We need to find the sum of the absolute minimum and the absolute maximum values of $$f(x) = |3x - x^2 + 2| - x$$ on $$[-1, 2]$$. First, determine where the expression inside the absolute value changes sign. Setting $$-x^2 + 3x + 2 = 0$$ gives $$x^2 - 3x - 2 = 0$$, so $$x = \frac{3 \pm \sqrt{9 + 8}}{2} = \frac{3 \pm \sqrt{17}}{2}$$, and the relevant root in $$[-1, 2]$$ is $$r = \frac{3 - \sqrt{17}}{2} \approx -0.56$$. Since at $$x = 0$$ we have $$-0 + 0 + 2 = 2 > 0$$, it follows that $$-x^2 + 3x + 2 \geq 0$$ for $$x \in [r, 2]$$ and $$\leq 0$$ for $$x \in [-1, r]$$.

Accordingly, for $$x \in [-1, r]$$ we have $$f(x) = (x^2 - 3x - 2) - x = x^2 - 4x - 2$$, while for $$x \in [r, 2]$$ we have $$f(x) = (-x^2 + 3x + 2) - x = -x^2 + 2x + 2$$.

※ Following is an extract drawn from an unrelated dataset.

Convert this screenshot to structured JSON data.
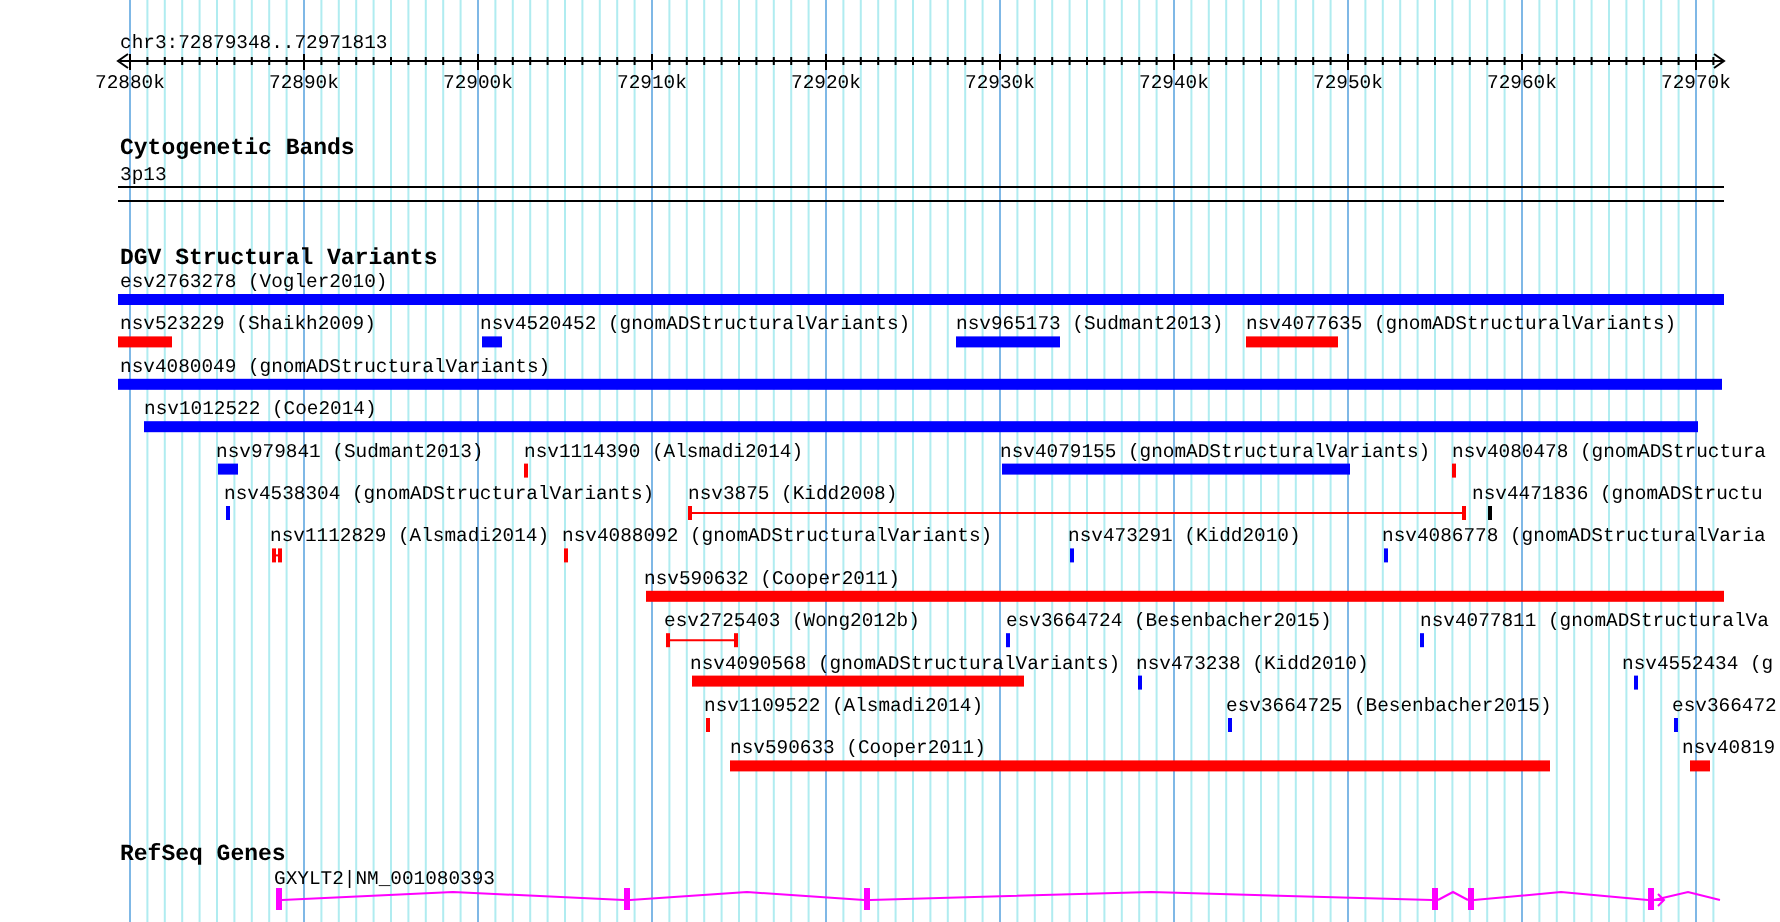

On the interval $$[-1, r]$$ the derivative is $$f'(x) = 2x - 4$$, which vanishes at $$x = 2$$, outside the interval, so there are no interior critical points in $$[-1, r]$$. On $$[r, 2]$$ the derivative is $$f'(x) = -2x + 2$$, which vanishes at $$x = 1$$, lying in $$[r, 2]$$.

Next, evaluate $$f(x)$$ at the boundary and critical points. At $$x = -1$$ one finds $$f(-1) = 1 + 4 - 2 = 3$$. At $$x = r$$, since $$r$$ satisfies $$r^2 - 3r - 2 = 0$$ so that $$r^2 = 3r + 2$$, we have $$f(r) = r^2 - 4r - 2 = (3r + 2) - 4r - 2 = -r = \frac{\sqrt{17} - 3}{2} \approx 0.56$$. At $$x = 1$$ we get $$f(1) = -1 + 2 + 2 = 3$$, and at $$x = 2$$ we obtain $$f(2) = -4 + 4 + 2 = 2$$.

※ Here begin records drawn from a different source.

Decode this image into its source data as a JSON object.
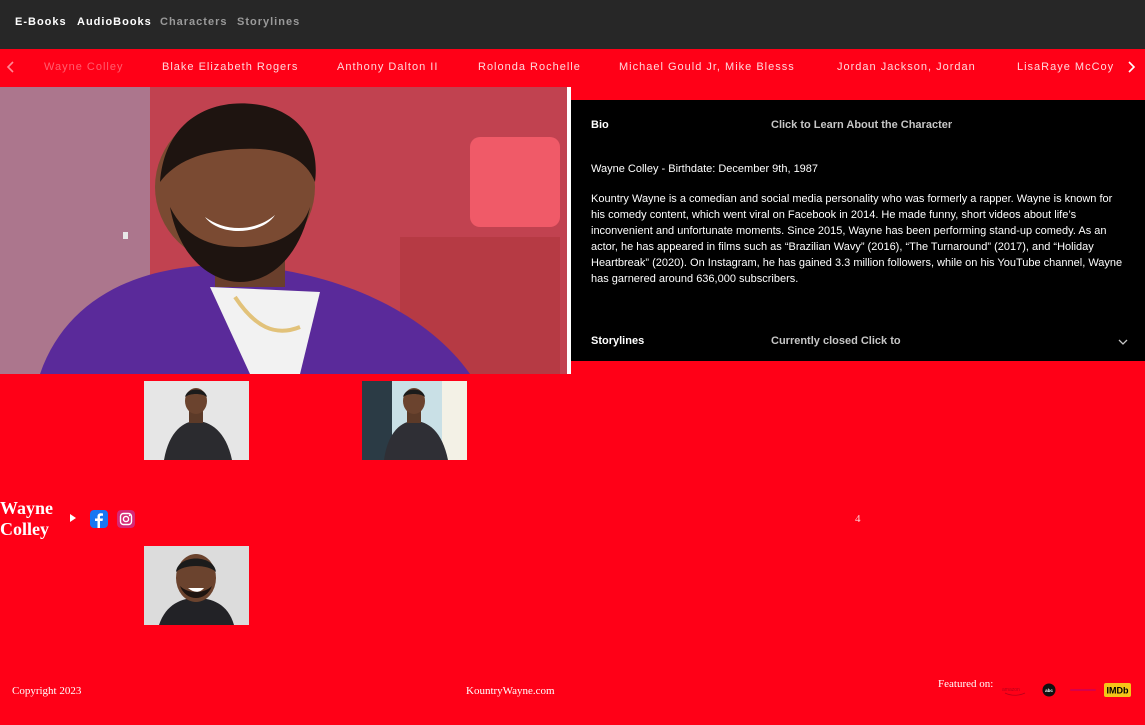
{
  "topnav": {
    "items": [
      {
        "label": "E-Books"
      },
      {
        "label": "AudioBooks"
      },
      {
        "label": "Characters"
      },
      {
        "label": "Storylines"
      }
    ]
  },
  "cast_bar": {
    "items": [
      {
        "label": "Wayne Colley"
      },
      {
        "label": "Blake Elizabeth Rogers"
      },
      {
        "label": "Anthony Dalton II"
      },
      {
        "label": "Rolonda Rochelle"
      },
      {
        "label": "Michael Gould Jr, Mike Blesss"
      },
      {
        "label": "Jordan Jackson, Jordan"
      },
      {
        "label": "LisaRaye McCoy"
      }
    ]
  },
  "info_panel": {
    "bio_label": "Bio",
    "bio_hint": "Click to Learn About the Character",
    "birth_line": "Wayne Colley - Birthdate: December 9th, 1987",
    "bio_text": "Kountry Wayne is a comedian and social media personality who was formerly a rapper. Wayne is known for his comedy content, which went viral on Facebook in 2014. He made funny, short videos about life’s inconvenient and unfortunate moments. Since 2015, Wayne has been performing stand-up comedy. As an actor, he has appeared in films such as “Brazilian Wavy” (2016), “The Turnaround” (2017), and “Holiday Heartbreak” (2020). On Instagram, he has gained 3.3 million followers, while on his YouTube channel, Wayne has garnered around 636,000 subscribers.",
    "storylines_label": "Storylines",
    "storylines_hint": "Currently closed Click to"
  },
  "character": {
    "name_line1": "Wayne",
    "name_line2": "Colley",
    "counter": "4"
  },
  "footer": {
    "copyright": "Copyright 2023",
    "site": "KountryWayne.com",
    "featured_label": "Featured on:",
    "featured_logos": [
      {
        "name": "amazon-logo",
        "text": "amazon"
      },
      {
        "name": "abc-logo",
        "text": "abc"
      },
      {
        "name": "partner-logo",
        "text": ""
      },
      {
        "name": "imdb-logo",
        "text": "IMDb"
      }
    ]
  },
  "colors": {
    "page_bg": "#ff0017",
    "topnav_bg": "#272727",
    "panel_bg": "#000000",
    "imdb_yellow": "#f5c518"
  }
}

Since the values are $$f(-1) = 3$$, $$f(r) = \frac{\sqrt{17}-3}{2}$$, $$f(1) = 3$$, and $$f(2) = 2$$, the absolute maximum is $$3$$ and the absolute minimum is $$\frac{\sqrt{17}-3}{2}$$. Therefore, their sum is $$3 + \frac{\sqrt{17} - 3}{2} = \frac{6 + \sqrt{17} - 3}{2} = \frac{\sqrt{17} + 3}{2}$$.

Thus, the correct answer is Option A: $$\frac{\sqrt{17}+3}{2}$$.